Em uma das lives, o hamburguense falou da origem humilde. “Eu vim lá de baixo, entendeu? Nunca passei fome, mas não tive família rica. Sempre fui correria.” E veio com palavras de motivação que, segundo ele, o fizeram criar foco nos negócios. “Me fechei pro mundo. Esqueci amigo, esqueci namorada, esqueci tudo, me fechei. Era eu e meu quarto. Só saia do quarto para comer e fazer academia. Só. Foquei na parada. Ficava estudando. Foi a partir daí que comecei a desenvolver meu operacional.”
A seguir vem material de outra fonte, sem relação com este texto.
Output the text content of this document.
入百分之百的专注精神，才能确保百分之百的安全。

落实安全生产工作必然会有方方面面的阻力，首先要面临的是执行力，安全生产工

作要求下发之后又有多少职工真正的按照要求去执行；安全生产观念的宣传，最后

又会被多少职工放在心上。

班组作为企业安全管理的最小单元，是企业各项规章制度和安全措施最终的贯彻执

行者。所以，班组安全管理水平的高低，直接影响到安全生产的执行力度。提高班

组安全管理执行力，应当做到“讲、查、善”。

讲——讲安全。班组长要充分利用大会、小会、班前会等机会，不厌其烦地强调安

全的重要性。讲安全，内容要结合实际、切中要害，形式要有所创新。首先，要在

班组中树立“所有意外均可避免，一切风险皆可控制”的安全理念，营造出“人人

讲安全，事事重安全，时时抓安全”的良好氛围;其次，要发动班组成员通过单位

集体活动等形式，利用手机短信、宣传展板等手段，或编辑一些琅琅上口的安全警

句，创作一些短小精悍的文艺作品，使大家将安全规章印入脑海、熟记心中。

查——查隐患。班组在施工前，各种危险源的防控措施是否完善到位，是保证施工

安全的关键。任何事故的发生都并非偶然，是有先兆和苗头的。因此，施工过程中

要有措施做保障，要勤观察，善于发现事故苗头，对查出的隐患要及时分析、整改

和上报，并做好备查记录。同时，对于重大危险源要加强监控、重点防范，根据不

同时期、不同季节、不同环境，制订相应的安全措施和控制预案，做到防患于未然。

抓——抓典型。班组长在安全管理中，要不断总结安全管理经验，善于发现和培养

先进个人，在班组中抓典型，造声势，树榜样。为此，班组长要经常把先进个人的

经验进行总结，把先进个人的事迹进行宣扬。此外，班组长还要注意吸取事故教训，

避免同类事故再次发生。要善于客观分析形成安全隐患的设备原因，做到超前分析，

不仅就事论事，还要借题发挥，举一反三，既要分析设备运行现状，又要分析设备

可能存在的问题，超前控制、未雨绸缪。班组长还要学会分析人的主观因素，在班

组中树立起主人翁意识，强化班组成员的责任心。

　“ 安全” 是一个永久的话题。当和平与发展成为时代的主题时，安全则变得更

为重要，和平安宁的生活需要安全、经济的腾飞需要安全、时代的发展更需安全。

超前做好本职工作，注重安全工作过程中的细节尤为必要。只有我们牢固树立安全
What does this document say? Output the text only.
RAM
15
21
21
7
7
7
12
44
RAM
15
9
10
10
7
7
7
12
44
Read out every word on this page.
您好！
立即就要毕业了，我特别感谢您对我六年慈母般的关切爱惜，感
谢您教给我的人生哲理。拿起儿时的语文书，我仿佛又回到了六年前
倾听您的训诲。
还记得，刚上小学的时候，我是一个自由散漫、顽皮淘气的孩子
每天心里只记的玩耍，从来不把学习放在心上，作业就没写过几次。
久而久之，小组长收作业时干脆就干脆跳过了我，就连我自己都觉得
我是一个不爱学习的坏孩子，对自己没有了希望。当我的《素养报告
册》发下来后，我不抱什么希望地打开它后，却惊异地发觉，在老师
Família abalada no bairro Primavera
Wesley chegou a Novo Hamburgo com os pais quando tinha quatro meses de vida. A família, de Uruguaiana, se estabeleceu no bairro Primavera. “Ele sempre morou aqui. Toda infância até o ensino médio. Fazia um ano que tinha ido para lá (Rio de Janeiro)”, conta a mãe, Carla, em tom de abalo emocional. “É difícil falar. É um momento bem trágico.” Ainda em Novo Hamburgo, o jovem já dava cursos de investimentos pelas redes sociais. Sobre o suposto envolvimento do filho com pirâmide financeira, ela resume. “Estão falando muita coisa que não é verdade.”
Estratégias parecidas, assassinatos e ameaças
Não há notícia de que Wesley tenha frequentado ou sido influenciado pela Unick Sociedade de Investimentos, de Novo Hamburgo, fechada em outubro de 2019 pela Polícia Federal quando já tinha se tornado uma das maiores pirâmides financeiras do País, com arrecadação de R$ 28 bilhões e milhares de clientes lesados.
A estratégia da Unick, que teve líder assassinado no Paraná e diretores ameaçados de morte no Vale do Sinos, era parecida com a empresa de Wesley, com muita ostentação nas redes sociais e promessa de dinheiro fácil. Membros da Unick tinham feito parte da D9, pirâmide nacional com sede gaúcha em Sapiranga, também envolta em caso de morte brutal.
O líder local da D9, o sapiranguense Márcio Rodrigo dos Santos, 37, foi carbonizado em um Audi em Camboriú em setembro de 2017. Ele tinha se mudado para uma mansão na badalada cidade do litoral catarinense, após conseguir liberdade provisória no processo por fraude financeira. Entre conhecidos, ele se denominava “piramideiro”.